Les impacts du projet de loi

Le ministre du Travail se dit aussi ouvert au fait que les effets de son projet de loi, qui a été qualifié par certains de sexiste, soient mesurés dans le cadre d’une analyse différenciée selon les sexes dans les années qui suivront son adoption.

Je suis prêt à intégrer l’évaluation des impacts de la mise en œuvre de notre projet de loi sur les femmes. Par exemple, tous les cinq ans, ou trois ans après l’adoption de la loi, on va évaluer les impacts de sa mise en œuvre sur les femmes et on fera un rapport qui sera rendu public.

Jean Boulet, ministre du Travail, de l’Emploi et de la Solidarité sociale

Mais « la discrimination à l’égard des femmes, la plus percutante, est dans le régime actuel, martèle le ministre.
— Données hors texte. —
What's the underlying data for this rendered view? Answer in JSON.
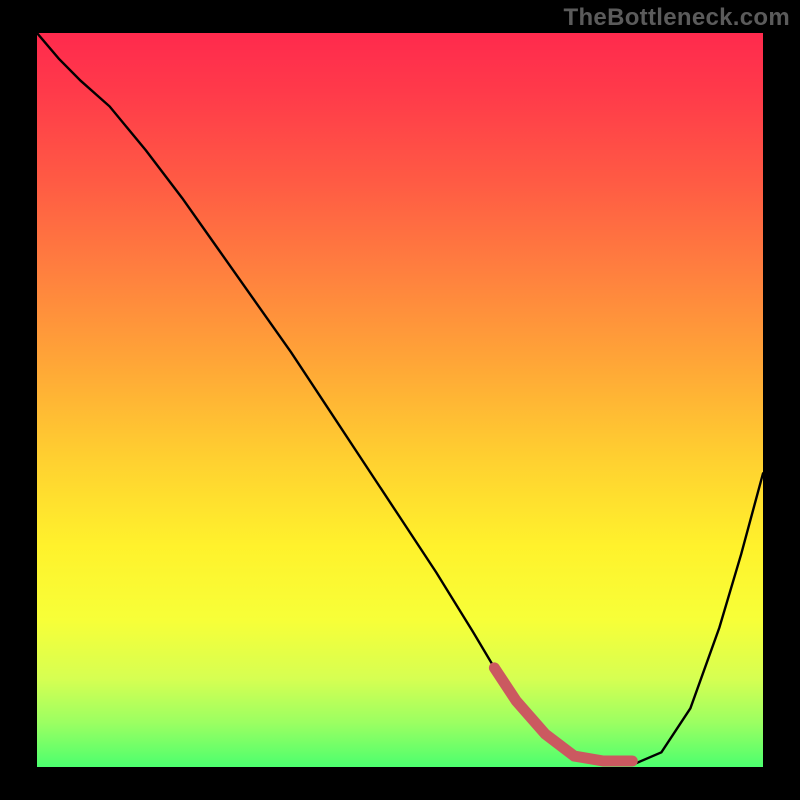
{
  "watermark": "TheBottleneck.com",
  "colors": {
    "background": "#000000",
    "gradient_top": "#ff2a4d",
    "gradient_bottom": "#4cff6e",
    "curve_stroke": "#000000",
    "marker_stroke": "#cb5960"
  },
  "chart_data": {
    "type": "line",
    "title": "",
    "xlabel": "",
    "ylabel": "",
    "xlim": [
      0,
      100
    ],
    "ylim": [
      0,
      100
    ],
    "annotations": [],
    "series": [
      {
        "name": "curve",
        "x": [
          0,
          3,
          6,
          10,
          15,
          20,
          25,
          30,
          35,
          40,
          45,
          50,
          55,
          60,
          63,
          66,
          70,
          74,
          78,
          82,
          86,
          90,
          94,
          97,
          100
        ],
        "y": [
          100,
          96.5,
          93.5,
          90,
          84,
          77.5,
          70.5,
          63.5,
          56.5,
          49,
          41.5,
          34,
          26.5,
          18.5,
          13.5,
          9,
          4.5,
          1.5,
          0.3,
          0.3,
          2,
          8,
          19,
          29,
          40
        ]
      }
    ],
    "marker_segment": {
      "x_start": 63,
      "x_end": 82,
      "description": "highlighted bottom segment near curve minimum"
    }
  }
}
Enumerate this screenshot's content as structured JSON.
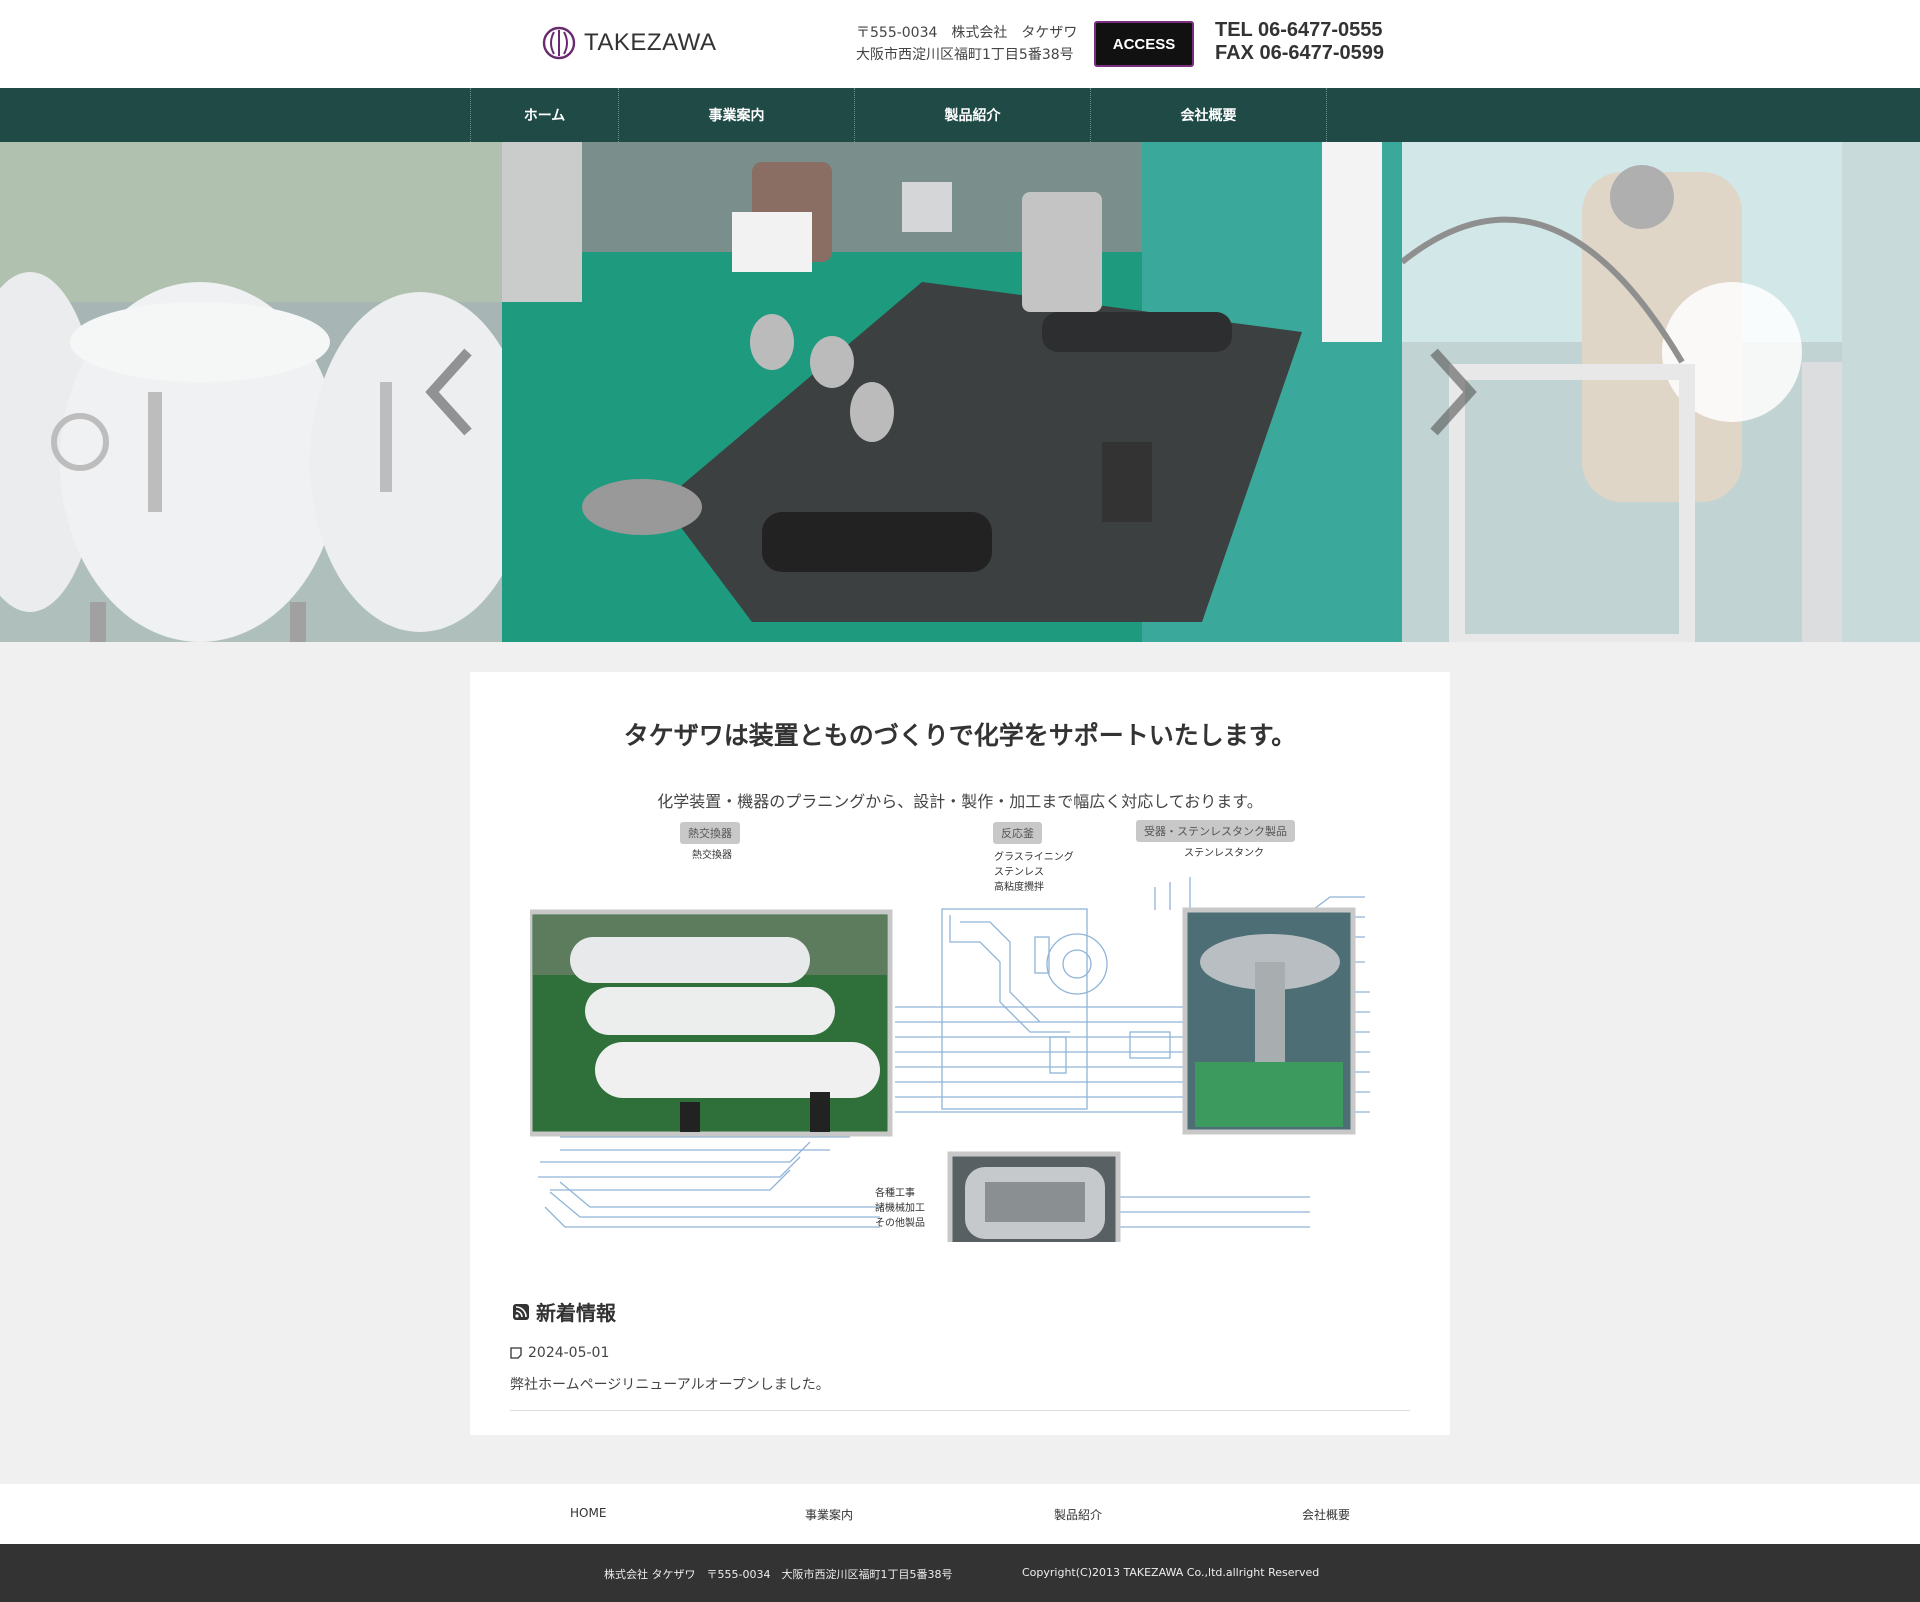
{
  "header": {
    "logo_text": "TAKEZAWA",
    "address_line1": "〒555-0034　株式会社　タケザワ",
    "address_line2": "大阪市西淀川区福町1丁目5番38号",
    "access_label": "ACCESS",
    "tel": "TEL 06-6477-0555",
    "fax": "FAX 06-6477-0599"
  },
  "nav": {
    "items": [
      {
        "label": "ホーム"
      },
      {
        "label": "事業案内"
      },
      {
        "label": "製品紹介"
      },
      {
        "label": "会社概要"
      }
    ]
  },
  "main": {
    "headline": "タケザワは装置とものづくりで化学をサポートいたします。",
    "subline": "化学装置・機器のプラニングから、設計・製作・加工まで幅広く対応しております。",
    "diagram": {
      "tag1": "熱交換器",
      "tag1_sub": "熱交換器",
      "tag2": "反応釜",
      "tag2_sub1": "グラスライニング",
      "tag2_sub2": "ステンレス",
      "tag2_sub3": "高粘度攪拌",
      "tag3": "受器・ステンレスタンク製品",
      "tag3_sub": "ステンレスタンク",
      "bottom_sub1": "各種工事",
      "bottom_sub2": "諸機械加工",
      "bottom_sub3": "その他製品"
    },
    "news": {
      "title": "新着情報",
      "date": "2024-05-01",
      "text": "弊社ホームページリニューアルオープンしました。"
    }
  },
  "footer": {
    "nav": [
      "HOME",
      "事業案内",
      "製品紹介",
      "会社概要"
    ],
    "company": "株式会社 タケザワ　〒555-0034　大阪市西淀川区福町1丁目5番38号",
    "copyright": "Copyright(C)2013 TAKEZAWA Co.,ltd.allright Reserved"
  },
  "colors": {
    "nav_bg": "#1f4a46",
    "access_border": "#7a2f7e",
    "footer_bg": "#333333"
  }
}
À l’époque [de l’adoption de l’actuelle loi], on rendait obligatoire la mise en place de mécanismes de prévention dans [des secteurs où travaillent essentiellement] des hommes. Dans les [autres] groupes à prépondérance féminine, il n’y avait aucune obligation. Le régime actuel perpétue une discrimination à l’égard des femmes ».

Multiples enjeux

Après l’adoption du principe au Salon bleu, les parlementaires procéderont à l’étude détaillée du projet de loi 59. C’est à cette étape du processus législatif que les partis de l’opposition poseront entre autres des questions au gouvernement sur les multiples enjeux – patronaux, syndicaux, mais aussi médicaux – qui ont été soulevés. Déjà, le ministre Jean Boulet promet aussi d’expliciter dans le projet de loi le fait que les lois du travail s’appliquent aussi en contexte de télétravail.

« Ce n’est pas un test [pour moi], mais quand tu parles de santé et sécurité au travail, et c’est la même chose dans les relations de travail, tu réalises qu’il y a une diversité d’intérêts divergents. Je vais travailler sur les intérêts communs. Je vais travailler à croître le champ des intérêts communs et à diminuer le champ des intérêts divergents », affirme le ministre Boulet.